Do you read much? And if so, who are your favourite authors?
I read in the evenings – two novels a week on average. I have a large number of writers whose work I love; right now anything by Charles Cumming, Julian Barnes, JJ Marsh or Margaret Atwood will get my undivided attention. I just read Unravelling Oliver by a new Irish writer, Liz Nugent, and it may turn out to be the best book I read this year. If you haven’t already discovered it I recommend it without reservation.

What is your favourite motivational phrase or quote?
P J O’Rourke: “The only inalienable human right is the right to do as you damn well please. And the only inalienable human obligation is to damn well take the consequences.”

Where can you see yourself in 5 years time?
Oh, Lord. There have been so many changes in my life I just can’t answer that. But, wherever it is, I’d like to be among friends. And I’d like to be smiling. I’ve told my family that I want my gravestone to read, “He had a lot of laughs”.

What advice would you give to aspiring writers?
Write. Write. Write. Follow your own star. Never give up.

Which actor/actress would you like to see playing the lead character from your most recent book?
I know this is disgraceful, but I only watch television if there’s rugby on, and I only watch movies made by either the Coen Brothers or Woody Allen. So I just don’t know – I don’t see enough actors, male or female, to have a view.

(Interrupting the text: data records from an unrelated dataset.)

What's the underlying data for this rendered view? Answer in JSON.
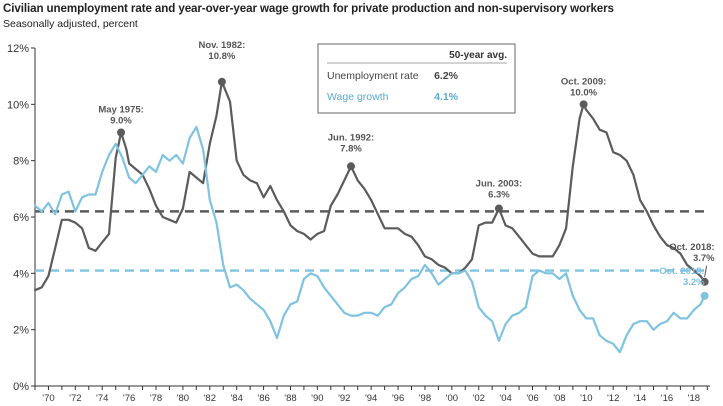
{
  "title": "Civilian unemployment rate and year-over-year wage growth for private production and non-supervisory workers",
  "subtitle": "Seasonally adjusted, percent",
  "legend": {
    "header": "50-year avg.",
    "rows": [
      {
        "label": "Unemployment rate",
        "value": "6.2%"
      },
      {
        "label": "Wage growth",
        "value": "4.1%"
      }
    ]
  },
  "colors": {
    "unemployment": "#5b5b5b",
    "wage": "#7fc3e1"
  },
  "annotations": [
    {
      "series": "unemployment",
      "x": 1975.4,
      "y": 9.0,
      "line1": "May 1975:",
      "line2": "9.0%"
    },
    {
      "series": "unemployment",
      "x": 1982.9,
      "y": 10.8,
      "line1": "Nov. 1982:",
      "line2": "10.8%"
    },
    {
      "series": "unemployment",
      "x": 1992.5,
      "y": 7.8,
      "line1": "Jun. 1992:",
      "line2": "7.8%"
    },
    {
      "series": "unemployment",
      "x": 2003.5,
      "y": 6.3,
      "line1": "Jun. 2003:",
      "line2": "6.3%"
    },
    {
      "series": "unemployment",
      "x": 2009.8,
      "y": 10.0,
      "line1": "Oct. 2009:",
      "line2": "10.0%"
    },
    {
      "series": "unemployment",
      "x": 2018.8,
      "y": 3.7,
      "line1": "Oct. 2018:",
      "line2": "3.7%"
    },
    {
      "series": "wage",
      "x": 2018.8,
      "y": 3.2,
      "line1": "Oct. 2018:",
      "line2": "3.2%"
    }
  ],
  "chart_data": {
    "type": "line",
    "xlim": [
      1969,
      2019.2
    ],
    "ylim": [
      0,
      12
    ],
    "yticks": [
      0,
      2,
      4,
      6,
      8,
      10,
      12
    ],
    "ytick_labels": [
      "0%",
      "2%",
      "4%",
      "6%",
      "8%",
      "10%",
      "12%"
    ],
    "xticks": [
      1970,
      1972,
      1974,
      1976,
      1978,
      1980,
      1982,
      1984,
      1986,
      1988,
      1990,
      1992,
      1994,
      1996,
      1998,
      2000,
      2002,
      2004,
      2006,
      2008,
      2010,
      2012,
      2014,
      2016,
      2018
    ],
    "xtick_labels": [
      "'70",
      "'72",
      "'74",
      "'76",
      "'78",
      "'80",
      "'82",
      "'84",
      "'86",
      "'88",
      "'90",
      "'92",
      "'94",
      "'96",
      "'98",
      "'00",
      "'02",
      "'04",
      "'06",
      "'08",
      "'10",
      "'12",
      "'14",
      "'16",
      "'18"
    ],
    "reference_lines": [
      {
        "series": "unemployment",
        "y": 6.2
      },
      {
        "series": "wage",
        "y": 4.1
      }
    ],
    "series": [
      {
        "name": "Unemployment rate",
        "x": [
          1969.0,
          1969.5,
          1970.0,
          1970.5,
          1971.0,
          1971.5,
          1972.0,
          1972.5,
          1973.0,
          1973.5,
          1974.0,
          1974.5,
          1975.0,
          1975.4,
          1975.8,
          1976.0,
          1976.5,
          1977.0,
          1977.5,
          1978.0,
          1978.5,
          1979.0,
          1979.5,
          1980.0,
          1980.5,
          1981.0,
          1981.5,
          1982.0,
          1982.5,
          1982.9,
          1983.5,
          1984.0,
          1984.5,
          1985.0,
          1985.5,
          1986.0,
          1986.5,
          1987.0,
          1987.5,
          1988.0,
          1988.5,
          1989.0,
          1989.5,
          1990.0,
          1990.5,
          1991.0,
          1991.5,
          1992.0,
          1992.5,
          1993.0,
          1993.5,
          1994.0,
          1994.5,
          1995.0,
          1995.5,
          1996.0,
          1996.5,
          1997.0,
          1997.5,
          1998.0,
          1998.5,
          1999.0,
          1999.5,
          2000.0,
          2000.5,
          2001.0,
          2001.5,
          2002.0,
          2002.5,
          2003.0,
          2003.5,
          2004.0,
          2004.5,
          2005.0,
          2005.5,
          2006.0,
          2006.5,
          2007.0,
          2007.5,
          2008.0,
          2008.5,
          2009.0,
          2009.5,
          2009.8,
          2010.0,
          2010.5,
          2011.0,
          2011.5,
          2012.0,
          2012.5,
          2013.0,
          2013.5,
          2014.0,
          2014.5,
          2015.0,
          2015.5,
          2016.0,
          2016.5,
          2017.0,
          2017.5,
          2018.0,
          2018.5,
          2018.8
        ],
        "values": [
          3.4,
          3.5,
          3.9,
          4.9,
          5.9,
          5.9,
          5.8,
          5.6,
          4.9,
          4.8,
          5.1,
          5.4,
          8.1,
          9.0,
          8.4,
          7.9,
          7.7,
          7.5,
          7.0,
          6.4,
          6.0,
          5.9,
          5.8,
          6.3,
          7.6,
          7.4,
          7.2,
          8.6,
          9.6,
          10.8,
          10.1,
          8.0,
          7.5,
          7.3,
          7.2,
          6.7,
          7.1,
          6.6,
          6.2,
          5.7,
          5.5,
          5.4,
          5.2,
          5.4,
          5.5,
          6.4,
          6.8,
          7.3,
          7.8,
          7.3,
          7.0,
          6.6,
          6.1,
          5.6,
          5.6,
          5.6,
          5.4,
          5.3,
          5.0,
          4.6,
          4.5,
          4.3,
          4.2,
          4.0,
          4.0,
          4.2,
          4.5,
          5.7,
          5.8,
          5.8,
          6.3,
          5.7,
          5.6,
          5.3,
          5.0,
          4.7,
          4.6,
          4.6,
          4.6,
          5.0,
          5.6,
          7.8,
          9.5,
          10.0,
          9.8,
          9.5,
          9.1,
          9.0,
          8.3,
          8.2,
          8.0,
          7.5,
          6.6,
          6.2,
          5.7,
          5.3,
          5.0,
          4.9,
          4.7,
          4.3,
          4.1,
          3.9,
          3.7
        ]
      },
      {
        "name": "Wage growth",
        "x": [
          1969.0,
          1969.5,
          1970.0,
          1970.5,
          1971.0,
          1971.5,
          1972.0,
          1972.5,
          1973.0,
          1973.5,
          1974.0,
          1974.5,
          1975.0,
          1975.5,
          1976.0,
          1976.5,
          1977.0,
          1977.5,
          1978.0,
          1978.5,
          1979.0,
          1979.5,
          1980.0,
          1980.5,
          1981.0,
          1981.5,
          1982.0,
          1982.5,
          1983.0,
          1983.5,
          1984.0,
          1984.5,
          1985.0,
          1985.5,
          1986.0,
          1986.5,
          1987.0,
          1987.5,
          1988.0,
          1988.5,
          1989.0,
          1989.5,
          1990.0,
          1990.5,
          1991.0,
          1991.5,
          1992.0,
          1992.5,
          1993.0,
          1993.5,
          1994.0,
          1994.5,
          1995.0,
          1995.5,
          1996.0,
          1996.5,
          1997.0,
          1997.5,
          1998.0,
          1998.5,
          1999.0,
          1999.5,
          2000.0,
          2000.5,
          2001.0,
          2001.5,
          2002.0,
          2002.5,
          2003.0,
          2003.5,
          2004.0,
          2004.5,
          2005.0,
          2005.5,
          2006.0,
          2006.5,
          2007.0,
          2007.5,
          2008.0,
          2008.5,
          2009.0,
          2009.5,
          2010.0,
          2010.5,
          2011.0,
          2011.5,
          2012.0,
          2012.5,
          2013.0,
          2013.5,
          2014.0,
          2014.5,
          2015.0,
          2015.5,
          2016.0,
          2016.5,
          2017.0,
          2017.5,
          2018.0,
          2018.5,
          2018.8
        ],
        "values": [
          6.4,
          6.2,
          6.5,
          6.1,
          6.8,
          6.9,
          6.2,
          6.7,
          6.8,
          6.8,
          7.6,
          8.2,
          8.6,
          8.1,
          7.4,
          7.2,
          7.5,
          7.8,
          7.6,
          8.2,
          8.0,
          8.2,
          7.9,
          8.8,
          9.2,
          8.4,
          6.6,
          5.8,
          4.3,
          3.5,
          3.6,
          3.4,
          3.1,
          2.9,
          2.7,
          2.3,
          1.7,
          2.5,
          2.9,
          3.0,
          3.8,
          4.0,
          3.9,
          3.5,
          3.2,
          2.9,
          2.6,
          2.5,
          2.5,
          2.6,
          2.6,
          2.5,
          2.8,
          2.9,
          3.3,
          3.5,
          3.8,
          3.9,
          4.3,
          4.0,
          3.6,
          3.8,
          4.0,
          4.0,
          4.1,
          3.7,
          2.8,
          2.5,
          2.3,
          1.6,
          2.2,
          2.5,
          2.6,
          2.8,
          3.9,
          4.1,
          4.0,
          4.0,
          3.8,
          4.0,
          3.2,
          2.7,
          2.4,
          2.4,
          1.8,
          1.6,
          1.5,
          1.2,
          1.8,
          2.2,
          2.3,
          2.3,
          2.0,
          2.2,
          2.3,
          2.6,
          2.4,
          2.4,
          2.7,
          2.9,
          3.2
        ]
      }
    ]
  }
}
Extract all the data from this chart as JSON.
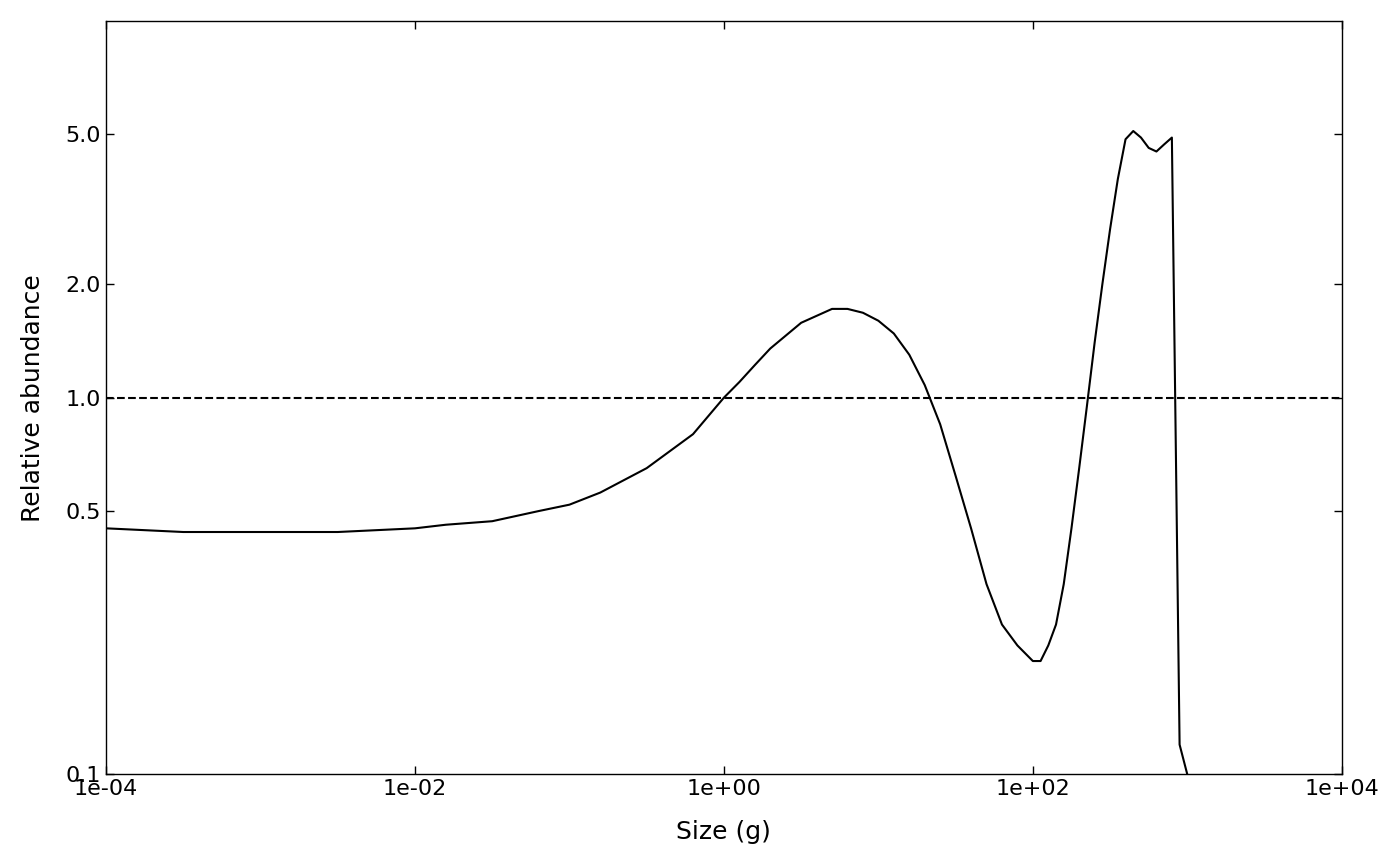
{
  "title": "",
  "xlabel": "Size (g)",
  "ylabel": "Relative abundance",
  "xlim_log": [
    -4,
    4
  ],
  "ylim_log": [
    -1,
    1
  ],
  "dashed_y": 1.0,
  "background_color": "#ffffff",
  "line_color": "#000000",
  "yticks": [
    0.1,
    0.5,
    1.0,
    2.0,
    5.0
  ],
  "ytick_labels": [
    "0.1",
    "0.5",
    "1.0",
    "2.0",
    "5.0"
  ],
  "xticks_log": [
    -4,
    -2,
    0,
    2,
    4
  ],
  "xtick_labels": [
    "1e-04",
    "1e-02",
    "1e+00",
    "1e+02",
    "1e+04"
  ],
  "solid_x": [
    -4.0,
    -3.5,
    -3.0,
    -2.5,
    -2.0,
    -1.8,
    -1.5,
    -1.2,
    -1.0,
    -0.8,
    -0.5,
    -0.2,
    0.0,
    0.1,
    0.2,
    0.3,
    0.5,
    0.7,
    0.8,
    0.9,
    1.0,
    1.1,
    1.2,
    1.3,
    1.4,
    1.5,
    1.6,
    1.7,
    1.8,
    1.9,
    2.0,
    2.05,
    2.1,
    2.15,
    2.2,
    2.25,
    2.3,
    2.35,
    2.4,
    2.45,
    2.5,
    2.55,
    2.6,
    2.65,
    2.7,
    2.75,
    2.8,
    2.85,
    2.9,
    2.95,
    3.0
  ],
  "solid_y": [
    0.45,
    0.44,
    0.44,
    0.44,
    0.45,
    0.46,
    0.47,
    0.5,
    0.52,
    0.56,
    0.65,
    0.8,
    1.0,
    1.1,
    1.22,
    1.35,
    1.58,
    1.72,
    1.72,
    1.68,
    1.6,
    1.48,
    1.3,
    1.08,
    0.85,
    0.62,
    0.45,
    0.32,
    0.25,
    0.22,
    0.2,
    0.2,
    0.22,
    0.25,
    0.32,
    0.45,
    0.65,
    0.95,
    1.4,
    2.0,
    2.8,
    3.8,
    4.85,
    5.1,
    4.9,
    4.6,
    4.5,
    4.7,
    4.9,
    0.12,
    0.1
  ]
}
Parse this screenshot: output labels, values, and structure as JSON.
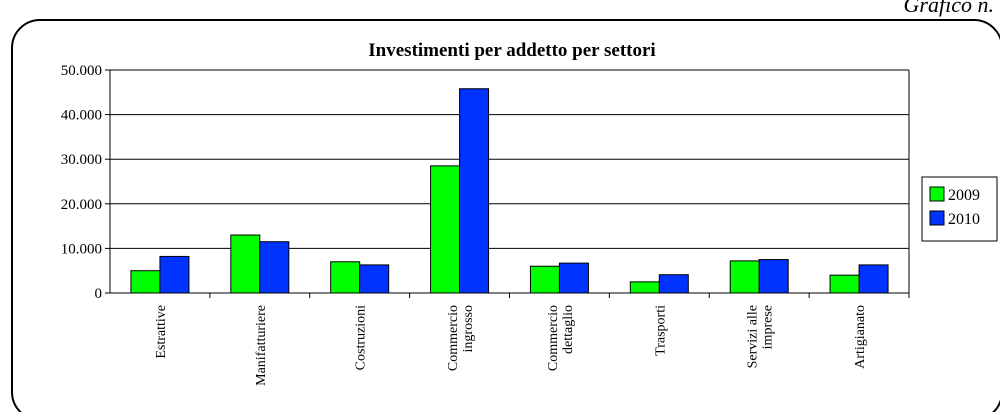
{
  "page": {
    "header_text": "Grafico n."
  },
  "chart_data": {
    "type": "bar",
    "title": "Investimenti per addetto per settori",
    "xlabel": "",
    "ylabel": "",
    "ylim": [
      0,
      50000
    ],
    "yticks": [
      0,
      10000,
      20000,
      30000,
      40000,
      50000
    ],
    "ytick_labels": [
      "0",
      "10.000",
      "20.000",
      "30.000",
      "40.000",
      "50.000"
    ],
    "grid": true,
    "legend_position": "right",
    "categories": [
      [
        "Estrattive"
      ],
      [
        "Manifatturiere"
      ],
      [
        "Costruzioni"
      ],
      [
        "Commercio",
        "ingrosso"
      ],
      [
        "Commercio",
        "dettaglio"
      ],
      [
        "Trasporti"
      ],
      [
        "Servizi alle",
        "imprese"
      ],
      [
        "Artigianato"
      ]
    ],
    "series": [
      {
        "name": "2009",
        "color": "#00ff00",
        "values": [
          5000,
          13000,
          7000,
          28500,
          6000,
          2500,
          7200,
          4000
        ]
      },
      {
        "name": "2010",
        "color": "#0033ff",
        "values": [
          8200,
          11500,
          6300,
          45800,
          6700,
          4100,
          7500,
          6300
        ]
      }
    ]
  }
}
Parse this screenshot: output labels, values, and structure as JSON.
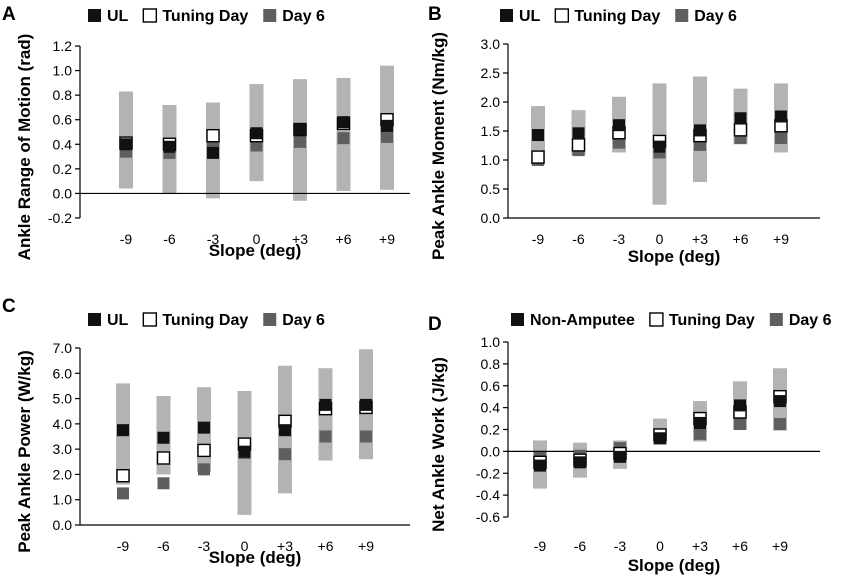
{
  "colors": {
    "range_bar": "#b3b3b3",
    "ul_marker": "#111111",
    "tuning_marker_fill": "#ffffff",
    "tuning_marker_stroke": "#000000",
    "day6_marker": "#5f5f5f"
  },
  "chart_data": [
    {
      "panel": "A",
      "type": "scatter",
      "title": "",
      "xlabel": "Slope (deg)",
      "ylabel": "Ankle Range of Motion (rad)",
      "categories": [
        "-9",
        "-6",
        "-3",
        "0",
        "+3",
        "+6",
        "+9"
      ],
      "ylim": [
        -0.2,
        1.2
      ],
      "yticks": [
        "-0.2",
        "0.0",
        "0.2",
        "0.4",
        "0.6",
        "0.8",
        "1.0",
        "1.2"
      ],
      "ytick_values": [
        -0.2,
        0.0,
        0.2,
        0.4,
        0.6,
        0.8,
        1.0,
        1.2
      ],
      "legend": [
        "UL",
        "Tuning Day",
        "Day 6"
      ],
      "ranges": [
        [
          0.04,
          0.83
        ],
        [
          0.0,
          0.72
        ],
        [
          -0.04,
          0.74
        ],
        [
          0.1,
          0.89
        ],
        [
          -0.06,
          0.93
        ],
        [
          0.02,
          0.94
        ],
        [
          0.03,
          1.04
        ]
      ],
      "series": [
        {
          "name": "UL",
          "values": [
            0.4,
            0.38,
            0.33,
            0.49,
            0.52,
            0.58,
            0.55
          ]
        },
        {
          "name": "Tuning Day",
          "values": [
            0.41,
            0.4,
            0.47,
            0.47,
            0.52,
            0.57,
            0.6
          ]
        },
        {
          "name": "Day 6",
          "values": [
            0.34,
            0.33,
            0.39,
            0.39,
            0.42,
            0.45,
            0.46
          ]
        }
      ]
    },
    {
      "panel": "B",
      "type": "scatter",
      "title": "",
      "xlabel": "Slope (deg)",
      "ylabel": "Peak Ankle Moment (Nm/kg)",
      "categories": [
        "-9",
        "-6",
        "-3",
        "0",
        "+3",
        "+6",
        "+9"
      ],
      "ylim": [
        0.0,
        3.0
      ],
      "yticks": [
        "0.0",
        "0.5",
        "1.0",
        "1.5",
        "2.0",
        "2.5",
        "3.0"
      ],
      "ytick_values": [
        0.0,
        0.5,
        1.0,
        1.5,
        2.0,
        2.5,
        3.0
      ],
      "legend": [
        "UL",
        "Tuning Day",
        "Day 6"
      ],
      "ranges": [
        [
          0.92,
          1.93
        ],
        [
          1.08,
          1.86
        ],
        [
          1.13,
          2.09
        ],
        [
          0.23,
          2.32
        ],
        [
          0.62,
          2.44
        ],
        [
          1.27,
          2.23
        ],
        [
          1.13,
          2.32
        ]
      ],
      "series": [
        {
          "name": "UL",
          "values": [
            1.43,
            1.46,
            1.6,
            1.23,
            1.51,
            1.72,
            1.75
          ]
        },
        {
          "name": "Tuning Day",
          "values": [
            1.05,
            1.26,
            1.47,
            1.32,
            1.42,
            1.52,
            1.59
          ]
        },
        {
          "name": "Day 6",
          "values": [
            1.0,
            1.17,
            1.3,
            1.13,
            1.26,
            1.38,
            1.38
          ]
        }
      ]
    },
    {
      "panel": "C",
      "type": "scatter",
      "title": "",
      "xlabel": "Slope (deg)",
      "ylabel": "Peak Ankle Power (W/kg)",
      "categories": [
        "-9",
        "-6",
        "-3",
        "0",
        "+3",
        "+6",
        "+9"
      ],
      "ylim": [
        0.0,
        7.0
      ],
      "yticks": [
        "0.0",
        "1.0",
        "2.0",
        "3.0",
        "4.0",
        "5.0",
        "6.0",
        "7.0"
      ],
      "ytick_values": [
        0.0,
        1.0,
        2.0,
        3.0,
        4.0,
        5.0,
        6.0,
        7.0
      ],
      "legend": [
        "UL",
        "Tuning Day",
        "Day 6"
      ],
      "ranges": [
        [
          1.6,
          5.6
        ],
        [
          2.0,
          5.1
        ],
        [
          2.1,
          5.45
        ],
        [
          0.4,
          5.3
        ],
        [
          1.25,
          6.3
        ],
        [
          2.55,
          6.2
        ],
        [
          2.6,
          6.95
        ]
      ],
      "series": [
        {
          "name": "UL",
          "values": [
            3.75,
            3.45,
            3.85,
            2.9,
            3.75,
            4.75,
            4.75
          ]
        },
        {
          "name": "Tuning Day",
          "values": [
            1.95,
            2.65,
            2.95,
            3.2,
            4.1,
            4.6,
            4.65
          ]
        },
        {
          "name": "Day 6",
          "values": [
            1.25,
            1.65,
            2.2,
            2.85,
            2.8,
            3.5,
            3.5
          ]
        }
      ]
    },
    {
      "panel": "D",
      "type": "scatter",
      "title": "",
      "xlabel": "Slope (deg)",
      "ylabel": "Net Ankle Work (J/kg)",
      "categories": [
        "-9",
        "-6",
        "-3",
        "0",
        "+3",
        "+6",
        "+9"
      ],
      "ylim": [
        -0.6,
        1.0
      ],
      "yticks": [
        "-0.6",
        "-0.4",
        "-0.2",
        "0.0",
        "0.2",
        "0.4",
        "0.6",
        "0.8",
        "1.0"
      ],
      "ytick_values": [
        -0.6,
        -0.4,
        -0.2,
        0.0,
        0.2,
        0.4,
        0.6,
        0.8,
        1.0
      ],
      "legend": [
        "Non-Amputee",
        "Tuning Day",
        "Day 6"
      ],
      "ranges": [
        [
          -0.34,
          0.1
        ],
        [
          -0.24,
          0.08
        ],
        [
          -0.16,
          0.1
        ],
        [
          0.06,
          0.3
        ],
        [
          0.09,
          0.46
        ],
        [
          0.2,
          0.64
        ],
        [
          0.19,
          0.76
        ]
      ],
      "series": [
        {
          "name": "Non-Amputee",
          "values": [
            -0.13,
            -0.1,
            -0.05,
            0.12,
            0.26,
            0.42,
            0.46
          ]
        },
        {
          "name": "Tuning Day",
          "values": [
            -0.1,
            -0.08,
            -0.02,
            0.15,
            0.3,
            0.36,
            0.5
          ]
        },
        {
          "name": "Day 6",
          "values": [
            -0.06,
            -0.04,
            0.03,
            0.13,
            0.16,
            0.25,
            0.25
          ]
        }
      ]
    }
  ]
}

Do you start with an idea and see where it leads you or do you plot out the complete book before you start?
The currently fashionable division is between planners and pantsters and I’m a pantster (I fly by the seat of my pants). I never know where the story is going till half of it is written. I’ve had some surprises, I can tell you.

How long does it take you to write a novel? Do you work for a set period each day?
Eighteen months. Yes – 4.00 a.m. till 12.00 a.m. if I’m at home; 4.00 a.m. till 7.00 a.m. if I’m on the road.

Most writers have some other thing they’re passionate about, what’s yours?
History. I’m fascinated by the way people lived, and how life was for them.

If you had to do it all over again, would you change anything in your latest book?
Not a sausage. The book went through five revisions and that’s enough.

What was the hardest part of writing your book?
Sometimes my heart ached for poor Billy and what he went through. And I wasn’t alone. An American reader emailed me to say, “You bastard, how could you do that? Hadn’t the poor kid suffered enough?” All through the last third of the book I was thinking about the reader and what I was thinking was, “You think you know where this is going. Don’t you? You think this is a standard boy meets girl/boy loses girl/boy gets girl back story. Don’t you? Boy, do you have a surprise coming”.

Did you learn anything from writing your book and what was it?
That only a complete damn fool would be a writer :-). But I also honed my understanding of point of view, how to say what you want to say – and how to do it in the minimum possible number of words.